ずっと思っていたけど館というより城だし。
「右は騎士たちの訓練場、左は競馬場となっています」
アメリアさんも扉の先に何があるかを説明してくれた。騎士団の一つは抱えてあるだろうから訓練場はあると予想してたけど競馬場まであると思わなかった。賭けでもするのかな、それとも乗馬の訓練とか……いや、この場合どっちもかな。
皆の後ろを付いていき、ついに公爵家の住居に入る。最初に足を踏み入れたのは華美な装飾があちらこちらに施されたエントランスホールだった。それと、大勢の人達が私達が通れる道を空けて、待ち受けいた。
五〇人以上はいたが、それでもエントランスホールは広々としている。ほとんどはメイド服か洋服を着ていた。全員、レッド家の使用人に違いない。
使用人達はお帰りなさいませと一斉に挨拶をする。次にメイド服を着た人の中で最も高齢な人が私達に歩み寄る。ハミルトンさんと同じぐらいの歳かな?

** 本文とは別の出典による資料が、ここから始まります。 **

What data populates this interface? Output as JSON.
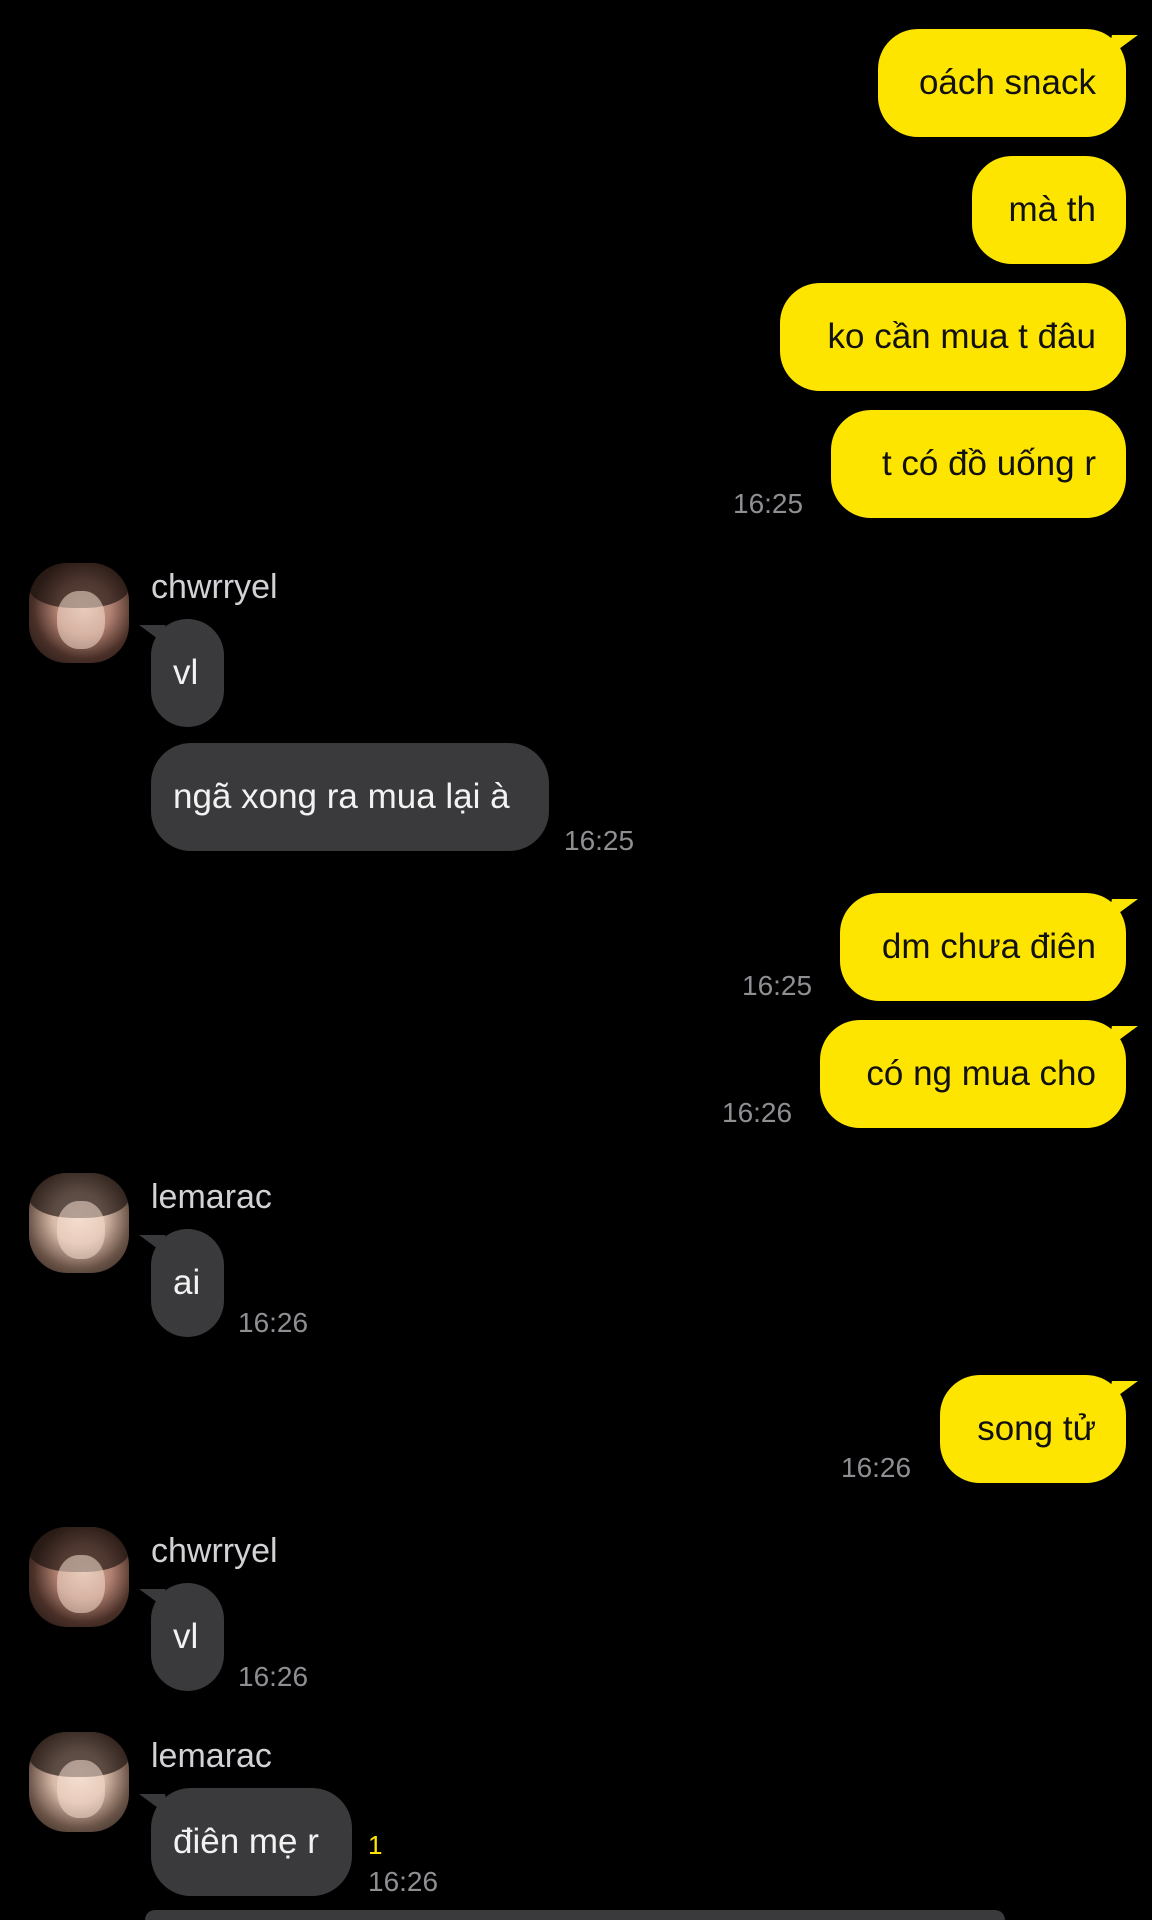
{
  "outgoing": [
    {
      "id": "m1",
      "text": "oách snack",
      "time": ""
    },
    {
      "id": "m2",
      "text": "mà th",
      "time": ""
    },
    {
      "id": "m3",
      "text": "ko cần mua t đâu",
      "time": ""
    },
    {
      "id": "m4",
      "text": "t có đồ uống r",
      "time": "16:25"
    },
    {
      "id": "m5",
      "text": "dm chưa điên",
      "time": "16:25"
    },
    {
      "id": "m6",
      "text": "có ng mua cho",
      "time": "16:26"
    },
    {
      "id": "m7",
      "text": "song tử",
      "time": "16:26"
    }
  ],
  "incoming": [
    {
      "sender": "chwrryel",
      "messages": [
        {
          "text": "vl",
          "time": ""
        },
        {
          "text": "ngã xong ra mua lại à",
          "time": "16:25"
        }
      ]
    },
    {
      "sender": "lemarac",
      "messages": [
        {
          "text": "ai",
          "time": "16:26"
        }
      ]
    },
    {
      "sender": "chwrryel",
      "messages": [
        {
          "text": "vl",
          "time": "16:26"
        }
      ]
    },
    {
      "sender": "lemarac",
      "messages": [
        {
          "text": "điên mẹ r",
          "time": "16:26",
          "unread": "1"
        }
      ]
    }
  ],
  "icons": {
    "avatar_chwrryel": "avatar-photo-icon",
    "avatar_lemarac": "avatar-photo-icon"
  },
  "colors": {
    "background": "#000000",
    "outgoing_bubble": "#FEE500",
    "incoming_bubble": "#3A3A3C",
    "timestamp": "#8E8E93",
    "unread": "#FEE500"
  }
}
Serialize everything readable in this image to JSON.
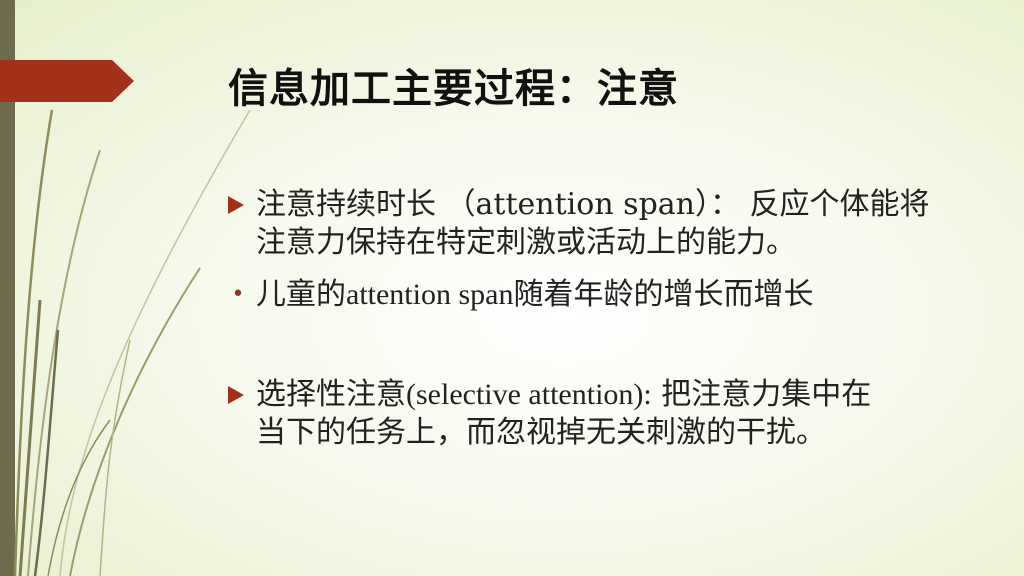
{
  "slide": {
    "title": "信息加工主要过程：注意",
    "bullets": [
      {
        "style": "arrow",
        "line1": "注意持续时长 （attention span）： 反应个体能将",
        "line2": "注意力保持在特定刺激或活动上的能力。"
      },
      {
        "style": "dot",
        "symbol": "•",
        "text_a": "儿童的",
        "text_latin": "attention span",
        "text_b": "随着年龄的增长而增长"
      },
      {
        "style": "arrow",
        "line1_a": "选择性注意",
        "line1_latin": "(selective attention):",
        "line1_b": " 把注意力集中在",
        "line2": "当下的任务上，而忽视掉无关刺激的干扰。"
      }
    ]
  },
  "colors": {
    "accent": "#a5301a",
    "left_bar": "#6e6b4f",
    "decor_lines": "#9a9a68",
    "background_light": "#f6f9ec"
  }
}
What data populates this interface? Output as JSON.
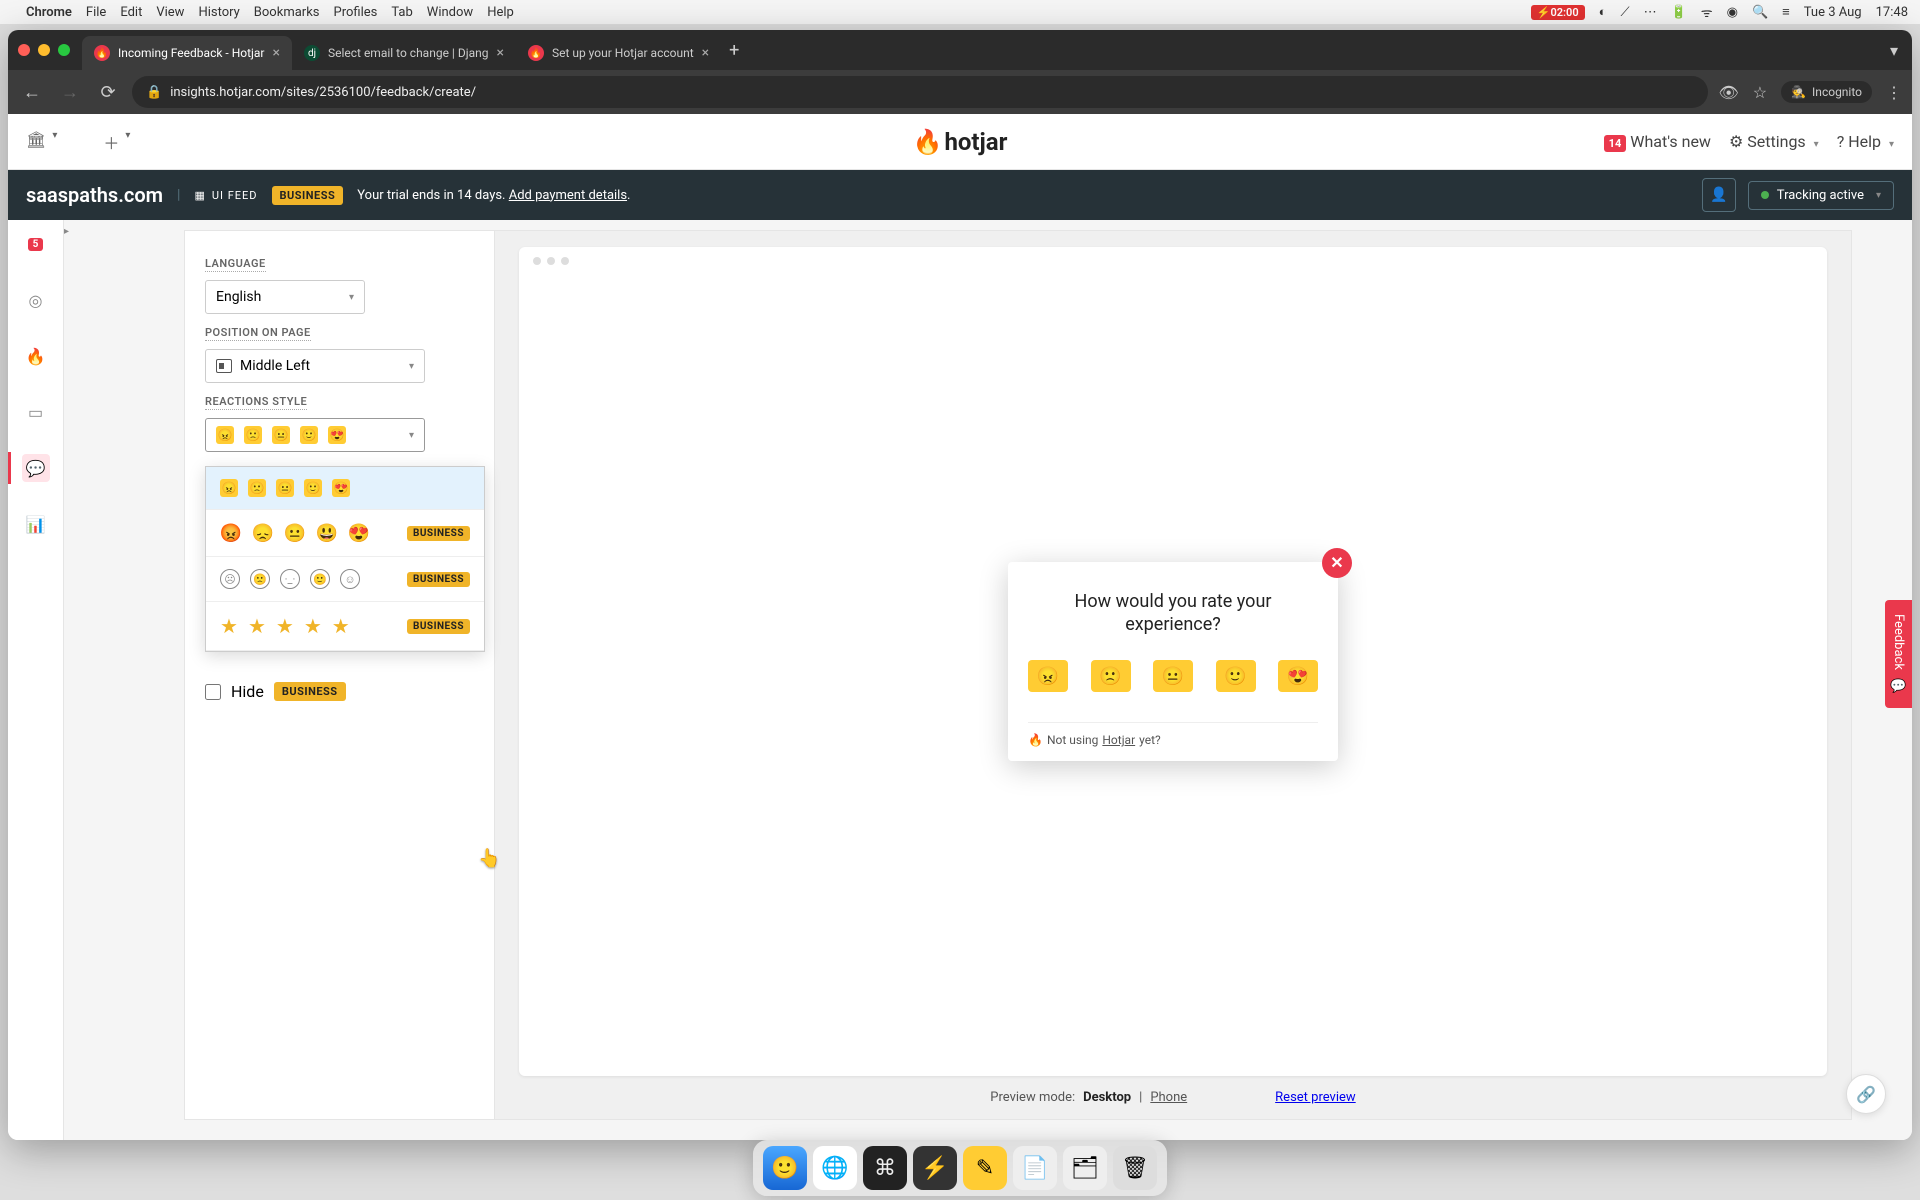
{
  "mac_menu": {
    "app": "Chrome",
    "items": [
      "File",
      "Edit",
      "View",
      "History",
      "Bookmarks",
      "Profiles",
      "Tab",
      "Window",
      "Help"
    ],
    "battery": "02:00",
    "date": "Tue 3 Aug",
    "time": "17:48"
  },
  "tabs": [
    {
      "title": "Incoming Feedback - Hotjar",
      "active": true
    },
    {
      "title": "Select email to change | Djang",
      "active": false
    },
    {
      "title": "Set up your Hotjar account",
      "active": false
    }
  ],
  "url": "insights.hotjar.com/sites/2536100/feedback/create/",
  "incognito": "Incognito",
  "hj_header": {
    "whats_new_count": "14",
    "whats_new": "What's new",
    "settings": "Settings",
    "help": "Help"
  },
  "subheader": {
    "site": "saaspaths.com",
    "ui_feed": "UI FEED",
    "plan_badge": "BUSINESS",
    "trial_text": "Your trial ends in 14 days.",
    "trial_link": "Add payment details",
    "tracking": "Tracking active"
  },
  "rail": {
    "badge": "5"
  },
  "config": {
    "language_label": "LANGUAGE",
    "language_value": "English",
    "position_label": "POSITION ON PAGE",
    "position_value": "Middle Left",
    "reactions_label": "REACTIONS STYLE",
    "hide_label": "Hide",
    "business_badge": "BUSINESS"
  },
  "dropdown": {
    "options": [
      {
        "type": "yellow",
        "locked": false
      },
      {
        "type": "native",
        "locked": true
      },
      {
        "type": "outline",
        "locked": true
      },
      {
        "type": "stars",
        "locked": true
      }
    ]
  },
  "preview": {
    "widget_title": "How would you rate your experience?",
    "footer_prefix": "Not using",
    "footer_brand": "Hotjar",
    "footer_suffix": "yet?",
    "mode_label": "Preview mode:",
    "mode_desktop": "Desktop",
    "mode_phone": "Phone",
    "reset": "Reset preview"
  },
  "feedback_tab": "Feedback"
}
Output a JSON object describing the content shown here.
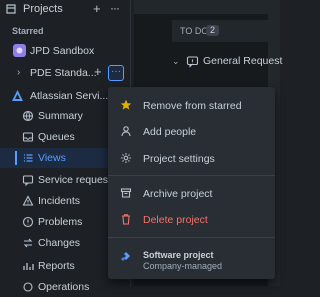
{
  "sidebar": {
    "header": {
      "title": "Projects"
    },
    "starred_label": "Starred",
    "starred": [
      {
        "label": "JPD Sandbox",
        "avatar_color": "#8f7ee7"
      },
      {
        "label": "PDE Standa...",
        "avatar_color": "#e2b203"
      }
    ],
    "project": {
      "label": "Atlassian Servi...",
      "avatar_color": "#579dff"
    },
    "nav": [
      {
        "label": "Summary",
        "icon": "globe-icon"
      },
      {
        "label": "Queues",
        "icon": "inbox-icon"
      },
      {
        "label": "Views",
        "icon": "list-icon",
        "active": true
      },
      {
        "label": "Service requests",
        "icon": "request-icon"
      },
      {
        "label": "Incidents",
        "icon": "incident-icon"
      },
      {
        "label": "Problems",
        "icon": "problem-icon"
      },
      {
        "label": "Changes",
        "icon": "changes-icon"
      },
      {
        "label": "Reports",
        "icon": "reports-icon"
      },
      {
        "label": "Operations",
        "icon": "operations-icon"
      }
    ]
  },
  "board": {
    "todo_label": "TO DO",
    "todo_count": "2",
    "group_label": "General Request"
  },
  "menu": {
    "items": [
      {
        "label": "Remove from starred",
        "icon": "star-icon"
      },
      {
        "label": "Add people",
        "icon": "person-icon"
      },
      {
        "label": "Project settings",
        "icon": "gear-icon"
      },
      {
        "label": "Archive project",
        "icon": "archive-icon"
      },
      {
        "label": "Delete project",
        "icon": "trash-icon"
      }
    ],
    "footer": {
      "title": "Software project",
      "subtitle": "Company-managed"
    }
  },
  "colors": {
    "accent": "#579dff",
    "danger": "#f87168",
    "star": "#e2b203"
  }
}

「一同を代表して、此度の功績と爵位の授与を心よりお祝い申し上げます」
高齢の使用人はスカートをつまんでルオに祝辞を述べていた。
「うむ……」
ルオは相槌を打つだけで何も言わなかった。その間、アメリアさんは私に耳打ちをし、高齢の使用人はメイド長のマリアさんだということを紹介してくれた。
「おや、こちらの方は?」
マリアさんの一言と共に使用人達は私に注目する。
「レイラ、さっき言った通りに頼むぞ」
私はルオの言葉に頷く。
自分で言うのは抵抗がある言葉だけど仕方ない、私は羞恥心を抱えながら口を開く。
「ルオ・アーサー・レッド公爵の許嫁、嫁養女となるレイラ・レッド公女です」
私は照れつつも裾をつまんで自己紹介をする。
その瞬間、使用人の誰も目を丸くし、色めき立ち。それは次第に――
「閣下!? これは一体!?」
「どいうことだ⁉」
「あらあら……」
「ど、どうしましょう!」
「お気にの子がいたからあんな遠い街まで行ったんスね。それか女を漁りにいった結果なんスかね」
――喧噪に変わっていった。中には勘違いした意見もあったし、私の容姿を褒める人もいたからこそばゆくなってしまった。